Akibat hal tersebut, tentunya dibutuhkan usaha yang lebih keras dan waktu yang lebih
lama agar anak dapat melampaui target yang ditentukan, hasil yang dicapaipun belum
tentu sama dengan anak yang memiliki kognisi rata-rata; (3) Kesehatan Anak Secara
Umum; Kesehatan anak juga berpengaruh terhadap hasil yang diharapkan. Jika anak
dalam keadaan sakit materi yang diberikan kemungkinan besar tidak dapat ditangkap
anak dengan tidak maksimal. Hal itu dikarenakan jika anak dalam kondisi sakit akan
berpengaruh terhadap daya dan kegairahan belajar, kemampuan menangkap,
menyimpan dan menggunakan pengetahuan yang dipelajari (Yusuf, 2005 : 73).
Dampak dari sakit, materi yang seharusnya diberikan pada anak harus tertunda karena
anak dalam kondisi sakit. Maulana (2010 :112) menyatakan bahwa rata-rata anak
yang mempunyai kondisi kesehatan yang tidak stabil (sering tidak masuk) memiliki
prestasi akademik yang kurang optimal akibat ketertinggalanya ketika sakit. Jika anak
sering sakit, selain akan tertinggal dalam hal materi juga akan berdampak pada
terlewatkanya periode keemasan anak yang juga berdampak pada keoptimalan hasil
dimana seperti diketahui bahwa pelaksanaan habilitasi seharusnya dilakukan sedini
mungkin. Jadi kesehatan anak bukan hanya berdampak pada ketertinggalan materi
tetapi lebih jauh lagi berdampak pada terlewatkanya masa-masa kritiis anak untuk
98
Wagino & Rafikayat, Pelaksanaan Auditory Verbal Therapy ….(87- 110)
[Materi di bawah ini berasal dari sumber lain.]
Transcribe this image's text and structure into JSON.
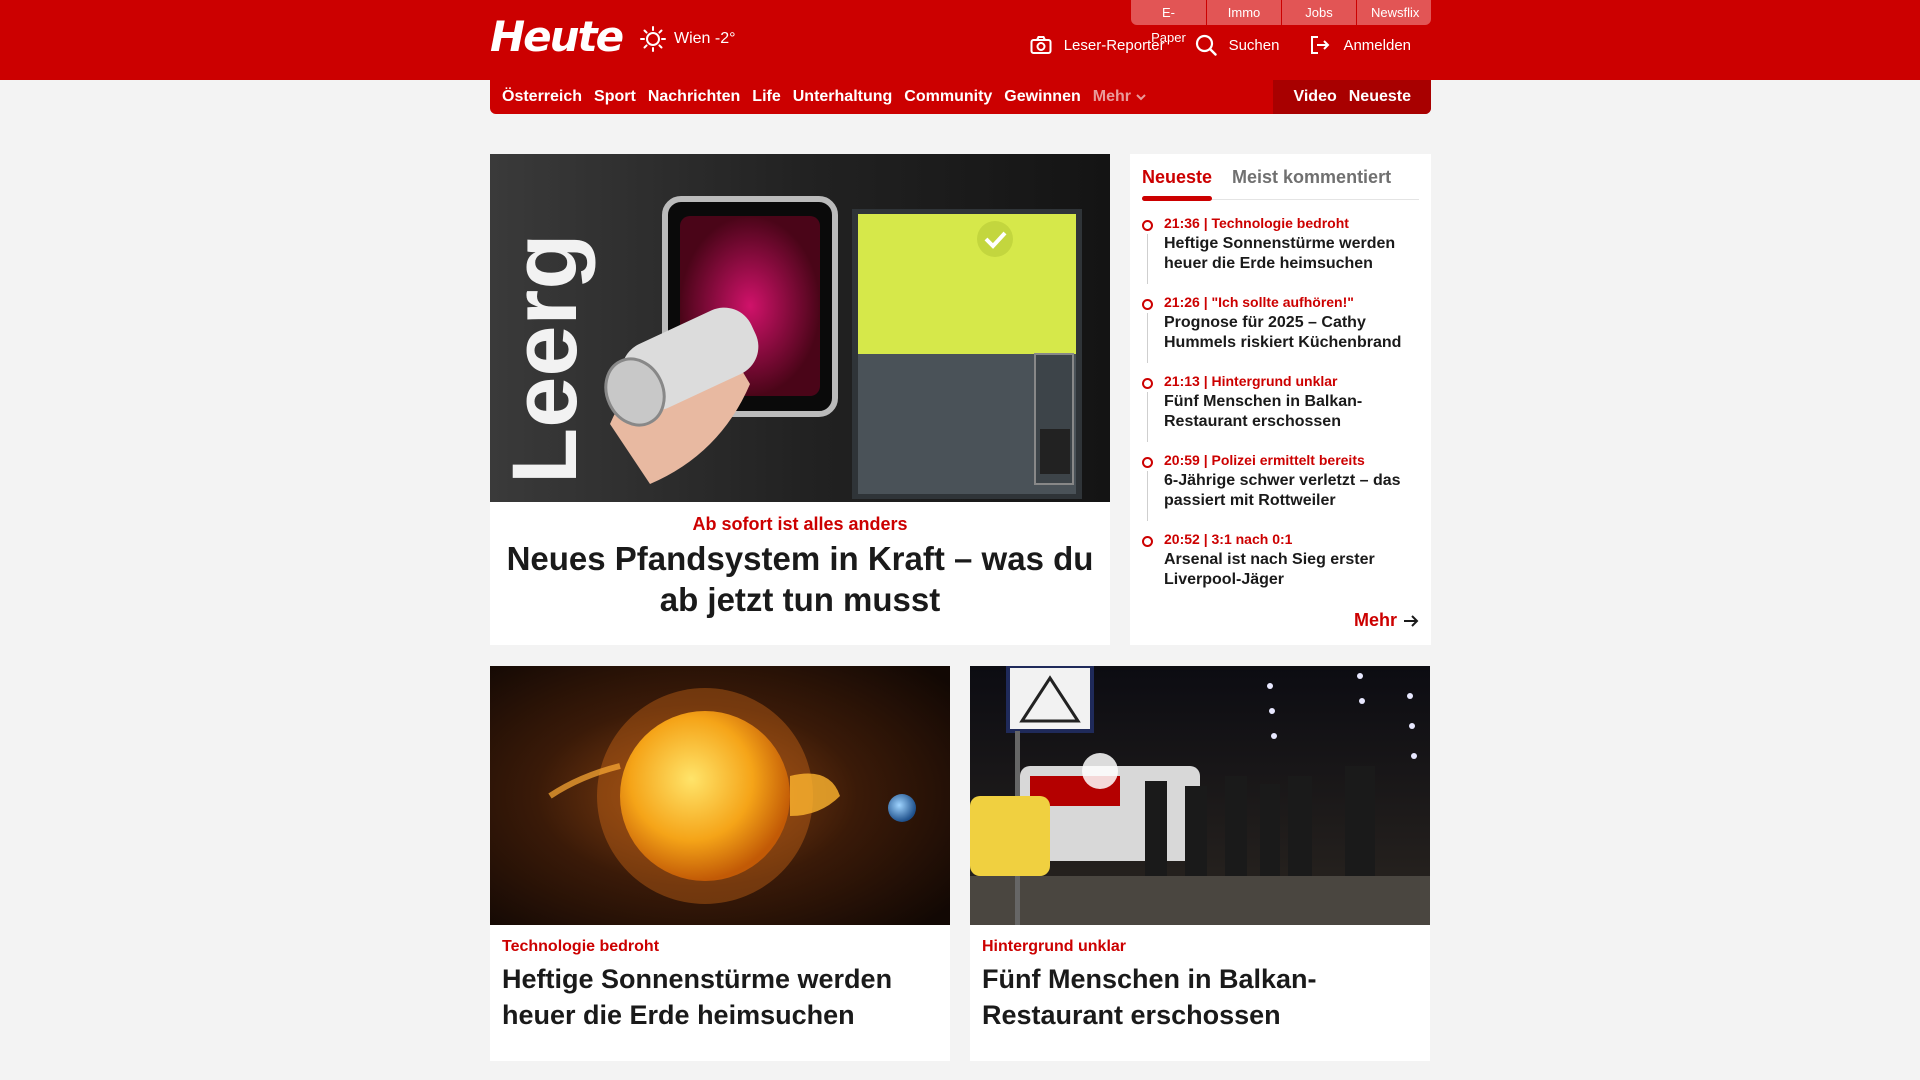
{
  "header": {
    "logo_text": "Heute",
    "weather": "Wien -2°",
    "quicklinks": [
      "E-Paper",
      "Immo",
      "Jobs",
      "Newsflix"
    ],
    "tools": {
      "reporter": "Leser-Reporter",
      "search": "Suchen",
      "login": "Anmelden"
    }
  },
  "nav": {
    "items": [
      "Österreich",
      "Sport",
      "Nachrichten",
      "Life",
      "Unterhaltung",
      "Community",
      "Gewinnen"
    ],
    "more": "Mehr",
    "right": [
      "Video",
      "Neueste"
    ]
  },
  "hero": {
    "kicker": "Ab sofort ist alles anders",
    "title": "Neues Pfandsystem in Kraft – was du ab jetzt tun musst",
    "image_text": "Leerg"
  },
  "sidebar": {
    "tabs": [
      "Neueste",
      "Meist kommentiert"
    ],
    "items": [
      {
        "meta": "21:36 | Technologie bedroht",
        "title": "Heftige Sonnenstürme werden heuer die Erde heimsuchen"
      },
      {
        "meta": "21:26 | \"Ich sollte aufhören!\"",
        "title": "Prognose für 2025 – Cathy Hummels riskiert Küchenbrand"
      },
      {
        "meta": "21:13 | Hintergrund unklar",
        "title": "Fünf Menschen in Balkan-Restaurant erschossen"
      },
      {
        "meta": "20:59 | Polizei ermittelt bereits",
        "title": "6-Jährige schwer verletzt – das passiert mit Rottweiler"
      },
      {
        "meta": "20:52 | 3:1 nach 0:1",
        "title": "Arsenal ist nach Sieg erster Liverpool-Jäger"
      }
    ],
    "more": "Mehr"
  },
  "cards": [
    {
      "kicker": "Technologie bedroht",
      "title": "Heftige Sonnenstürme werden heuer die Erde heimsuchen"
    },
    {
      "kicker": "Hintergrund unklar",
      "title": "Fünf Menschen in Balkan-Restaurant erschossen"
    }
  ],
  "colors": {
    "brand_red": "#cc0000",
    "dark_red": "#a80000",
    "background": "#f3f3f3"
  }
}
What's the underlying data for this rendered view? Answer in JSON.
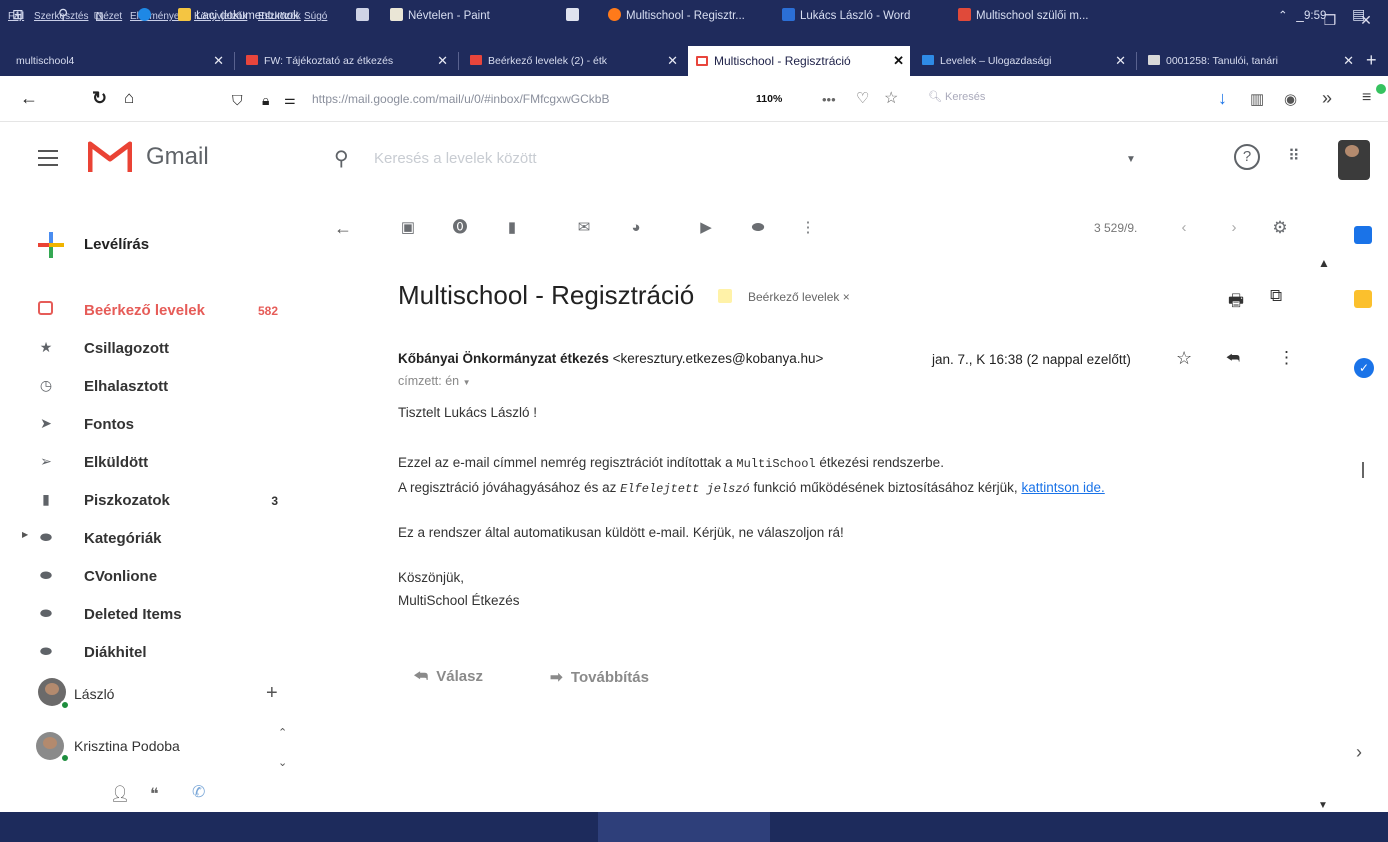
{
  "browser": {
    "menu": [
      "Fájl",
      "Szerkesztés",
      "Nézet",
      "Előzmények",
      "Könyvjelzők",
      "Eszközök",
      "Súgó"
    ],
    "tabs": [
      {
        "label": "multischool4",
        "icon": "none"
      },
      {
        "label": "FW: Tájékoztató az étkezés",
        "icon": "gmail-icon"
      },
      {
        "label": "Beérkező levelek (2) - étk",
        "icon": "gmail-icon"
      },
      {
        "label": "Multischool - Regisztráció",
        "icon": "gmail-icon"
      },
      {
        "label": "Levelek – Ulogazdasági",
        "icon": "outlook-icon"
      },
      {
        "label": "0001258: Tanulói, tanári",
        "icon": "page-icon"
      }
    ],
    "url": "https://mail.google.com/mail/u/0/#inbox/FMfcgxwGCkbB",
    "zoom": "110%",
    "search_placeholder": "Keresés"
  },
  "gmail": {
    "brand": "Gmail",
    "search_placeholder": "Keresés a levelek között",
    "compose_label": "Levélírás",
    "pagination": "3 529/9.",
    "nav": [
      {
        "label": "Beérkező levelek",
        "count": "582",
        "icon": "inbox-icon",
        "active": true
      },
      {
        "label": "Csillagozott",
        "count": "",
        "icon": "star-icon"
      },
      {
        "label": "Elhalasztott",
        "count": "",
        "icon": "clock-icon"
      },
      {
        "label": "Fontos",
        "count": "",
        "icon": "important-icon"
      },
      {
        "label": "Elküldött",
        "count": "",
        "icon": "send-icon"
      },
      {
        "label": "Piszkozatok",
        "count": "3",
        "icon": "draft-icon"
      },
      {
        "label": "Kategóriák",
        "count": "",
        "icon": "label-icon"
      },
      {
        "label": "CVonlione",
        "count": "",
        "icon": "label-icon"
      },
      {
        "label": "Deleted Items",
        "count": "",
        "icon": "label-icon"
      },
      {
        "label": "Diákhitel",
        "count": "",
        "icon": "label-icon"
      }
    ],
    "hangouts": [
      {
        "name": "László"
      },
      {
        "name": "Krisztina Podoba"
      }
    ],
    "mail": {
      "subject": "Multischool - Regisztráció",
      "label_chip": "Beérkező levelek",
      "sender_name": "Kőbányai Önkormányzat étkezés",
      "sender_email": "<keresztury.etkezes@kobanya.hu>",
      "date": "jan. 7., K 16:38 (2 nappal ezelőtt)",
      "to": "címzett: én",
      "greeting": "Tisztelt Lukács László !",
      "line1_a": "Ezzel az e-mail címmel nemrég regisztrációt indítottak a",
      "line1_mono": "MultiSchool",
      "line1_b": "étkezési rendszerbe.",
      "line2_a": "A regisztráció jóváhagyásához és az",
      "line2_mono": "Elfelejtett jelszó",
      "line2_b": "funkció működésének biztosításához kérjük,",
      "line2_link": "kattintson ide.",
      "line3": "Ez a rendszer által automatikusan küldött e-mail. Kérjük, ne válaszoljon rá!",
      "sign1": "Köszönjük,",
      "sign2": "MultiSchool Étkezés",
      "reply": "Válasz",
      "forward": "Továbbítás"
    }
  },
  "taskbar": {
    "items": [
      {
        "label": "Laci dokumentumok"
      },
      {
        "label": "Névtelen - Paint"
      },
      {
        "label": "Multischool - Regisztr..."
      },
      {
        "label": "Lukács László - Word"
      },
      {
        "label": "Multischool szülői m..."
      }
    ],
    "time": "9:59"
  },
  "colors": {
    "chrome": "#1f2b5c",
    "gmail_red": "#e65c58",
    "link": "#1a73e8"
  }
}
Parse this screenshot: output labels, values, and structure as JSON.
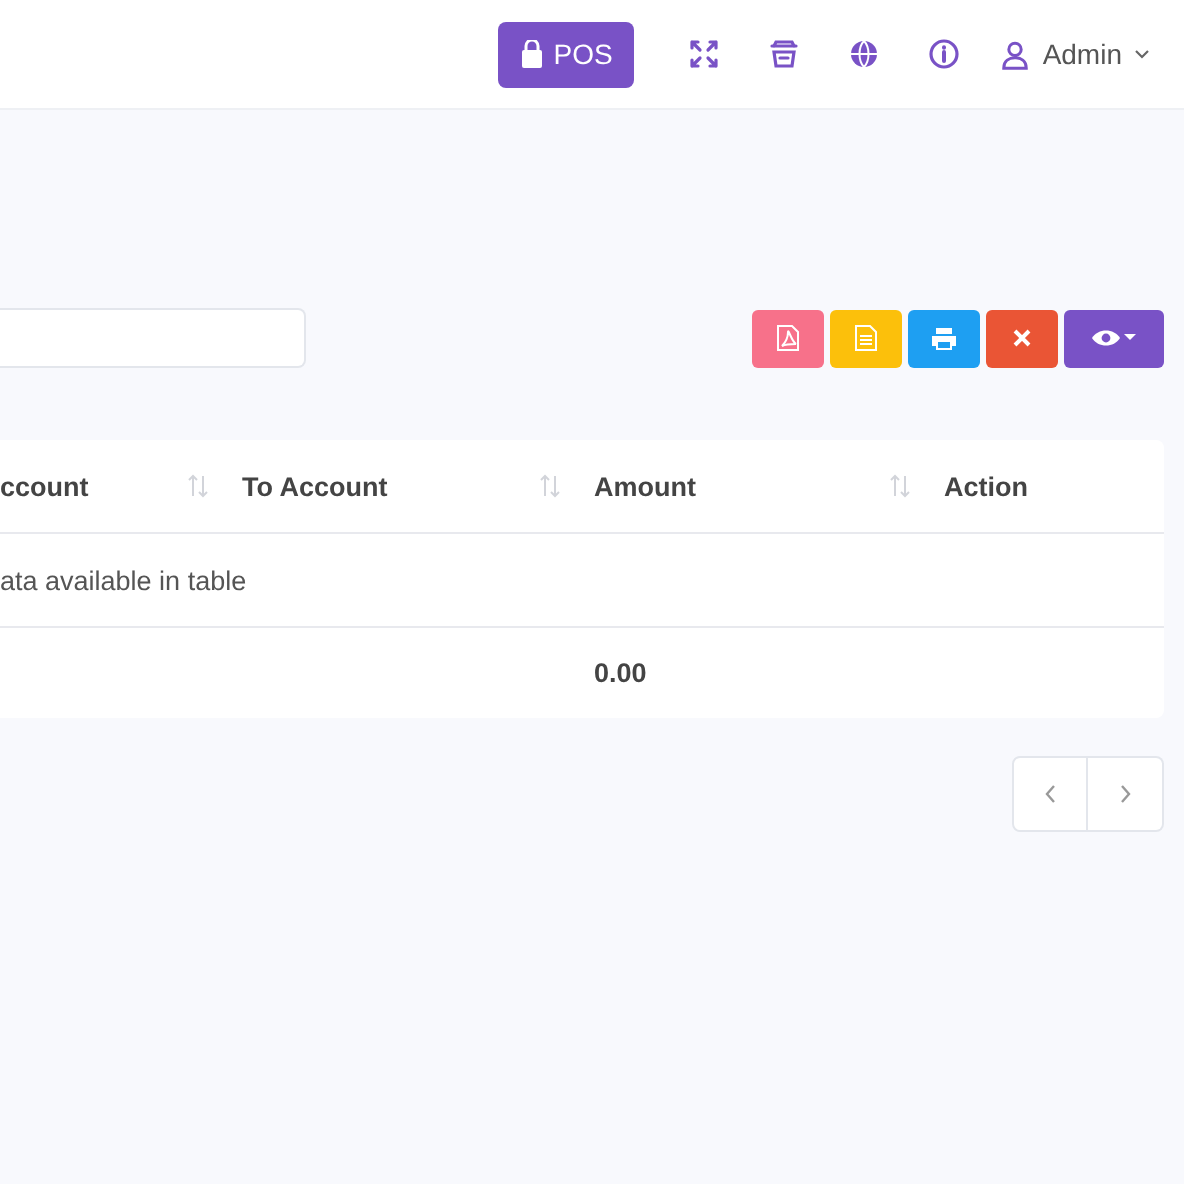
{
  "header": {
    "pos_button": "POS",
    "user": "Admin"
  },
  "table": {
    "columns": [
      {
        "label": "ccount",
        "sortable": true
      },
      {
        "label": "To Account",
        "sortable": true
      },
      {
        "label": "Amount",
        "sortable": true
      },
      {
        "label": "Action",
        "sortable": false
      }
    ],
    "empty_message": "ata available in table",
    "footer": {
      "amount": "0.00"
    }
  }
}
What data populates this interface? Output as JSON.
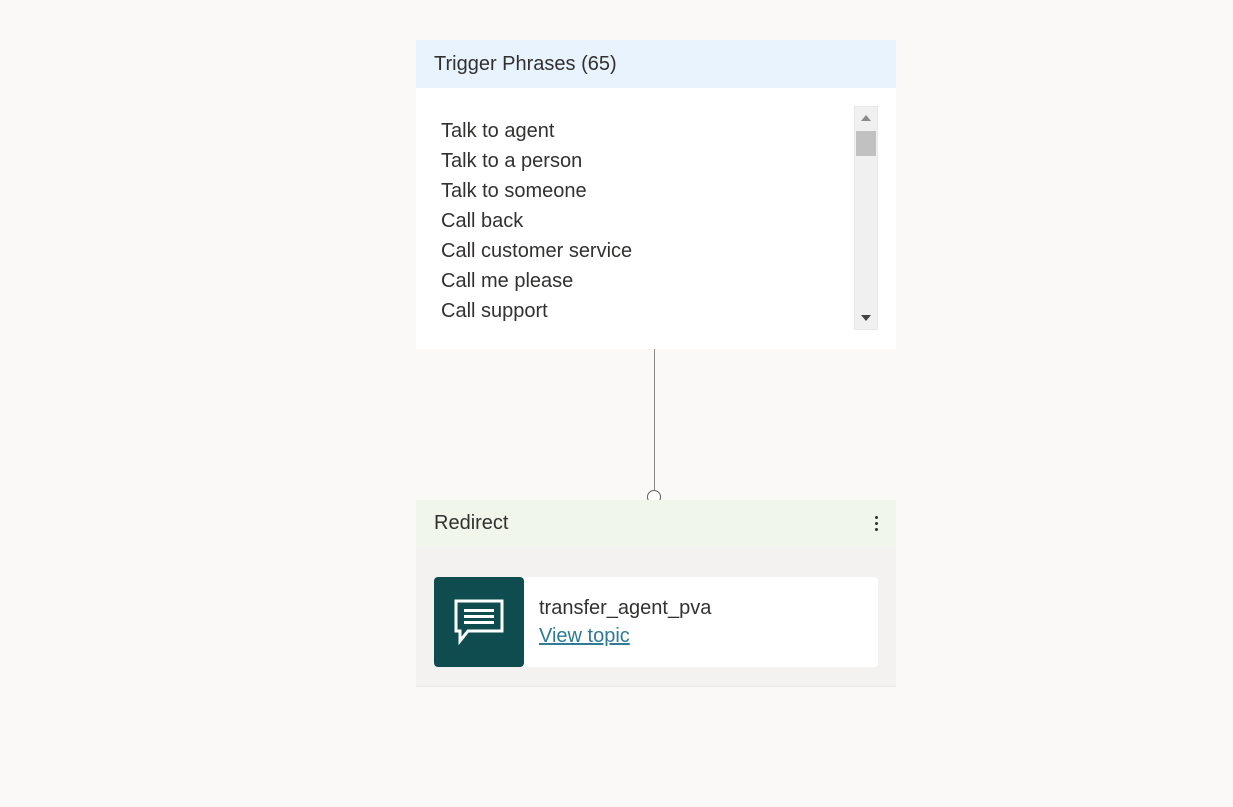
{
  "trigger": {
    "title": "Trigger Phrases (65)",
    "phrases": [
      "Talk to agent",
      "Talk to a person",
      "Talk to someone",
      "Call back",
      "Call customer service",
      "Call me please",
      "Call support"
    ]
  },
  "redirect": {
    "title": "Redirect",
    "topic_icon": "chat-message-icon",
    "topic_name": "transfer_agent_pva",
    "topic_link": "View topic"
  },
  "colors": {
    "trigger_header_bg": "#e8f3fd",
    "redirect_header_bg": "#f0f6ea",
    "topic_icon_bg": "#0f4c4f",
    "link": "#2f7a94"
  }
}
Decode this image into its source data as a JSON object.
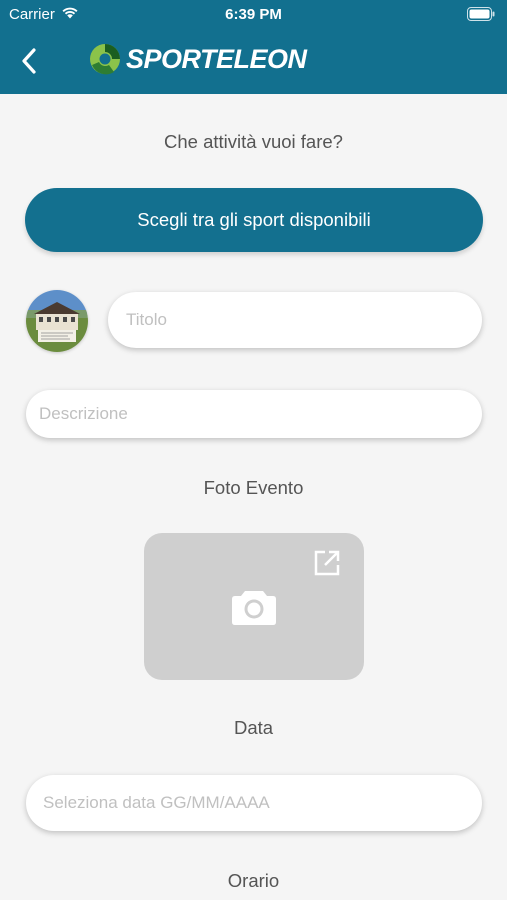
{
  "status": {
    "carrier": "Carrier",
    "time": "6:39 PM"
  },
  "header": {
    "brand": "SPORTELEON",
    "colors": {
      "bar": "#12708f",
      "brand_green": "#8bc34a"
    }
  },
  "form": {
    "question": "Che attività vuoi fare?",
    "sport_button": "Scegli tra gli sport disponibili",
    "title_placeholder": "Titolo",
    "description_placeholder": "Descrizione",
    "photo_label": "Foto Evento",
    "date_label": "Data",
    "date_placeholder": "Seleziona data GG/MM/AAAA",
    "time_label": "Orario"
  },
  "icons": [
    "wifi-icon",
    "battery-icon",
    "back-chevron-icon",
    "camera-icon",
    "open-external-icon"
  ]
}
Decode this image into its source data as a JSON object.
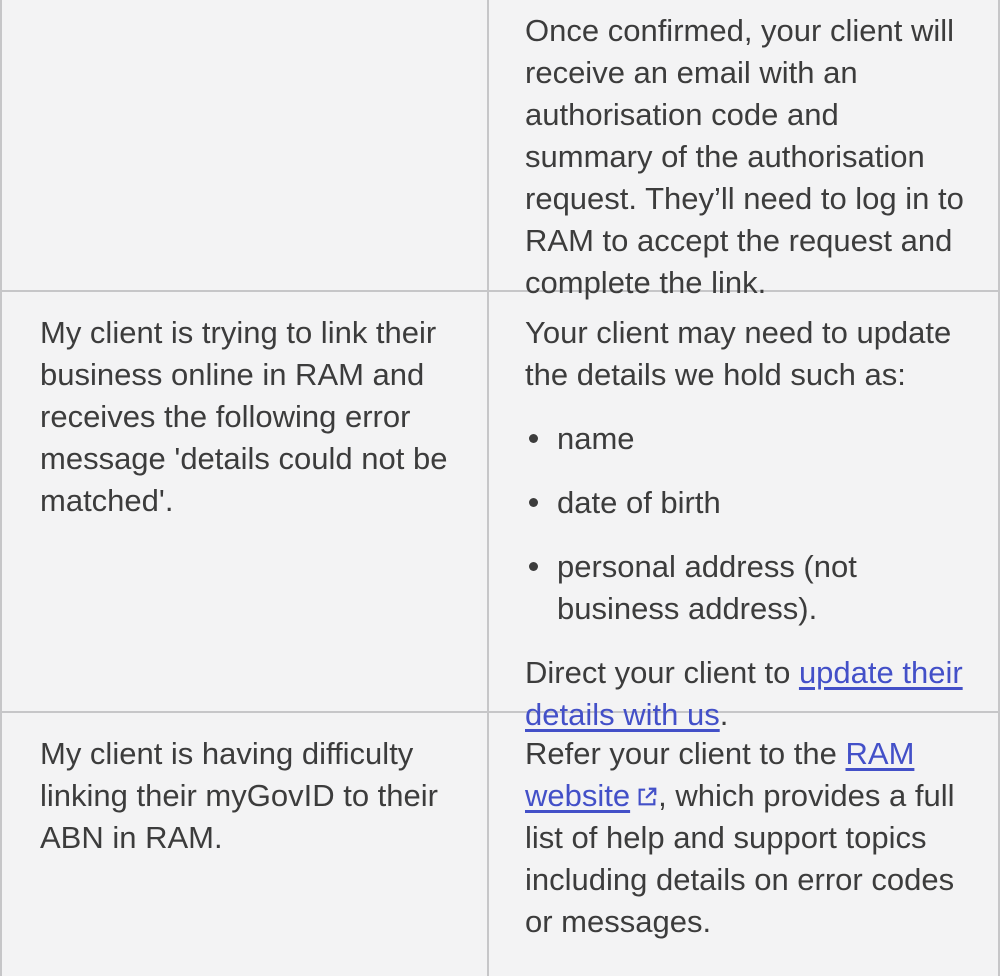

mendapat masukan bunyi. Jika masukan bunyi tidak segera diberikan, selanjutnya
akan berdampak pada keterampilan berbahasa anak. Telah terbukti bahwa anak-anak
yang tidak mendapatkan input bahasa di usia dini, mereka beresiko berdampak pada
bahasa dan prestasi akademik yang buruk (Hart dan Risley, 1995). Ini juga telah
terbukti bahwa kemiskinan kemampuan berbahasa dan interaksi komunikatif antara
orang tua dan anak yang kurang di usia dini akan berdampak pada sosial emosi dan
perilaku anak (Prizant dan Meyer,1993; Baltaxe, 2001) dan akan berdampak pada
buruknya perkembangan bahasa (Rescorla, 2002; Scarborough, 1990; Ziegler dkk
2005; Salju, 1984), membaca (Scarborough dan Dobrich, 1990; Nathan dkk, 2004),
rendahnya kecerdasan verbal (Hart dan Rislely, 1995), miskin dalam sosial-emosional
dan pengembangan diri (Greenberg dan Kusche, 1993) dan beberapa diagnosis
kejiwaan (Toppelberg dan Shapiro, 2000) dalam Nicholas and Geers (2006). Karena
alasan yang telah diuraikan tersebut faktor kesehatan juga sangat mempengaruhi
keberhasilan AVT anak. (4) Kecacatan Lain yang Dimiliki Anak; Kecacatan yang
dimiliki anak juga mempengaruhi hasil AVT, anak yang hanya murni tunarungu
tentunya akan berbeda dengan anak multi handicap. Jika anak murni tunarungu, pada
saat terapi fokus terapi hanya pada pelaksanaan AVT tetapi jika multi handicap
tentunyanya AVT akan dikolaborasikandengan terapi lain yang menjadi kebutuhan
anak. Karena sifatnya kolaborasi tentunya materinya dibagi-bagi. Terapi yang
seharusnya 100 AVT menjadi dibagi-bagi sehingga porsi AVT menjadi berkurang.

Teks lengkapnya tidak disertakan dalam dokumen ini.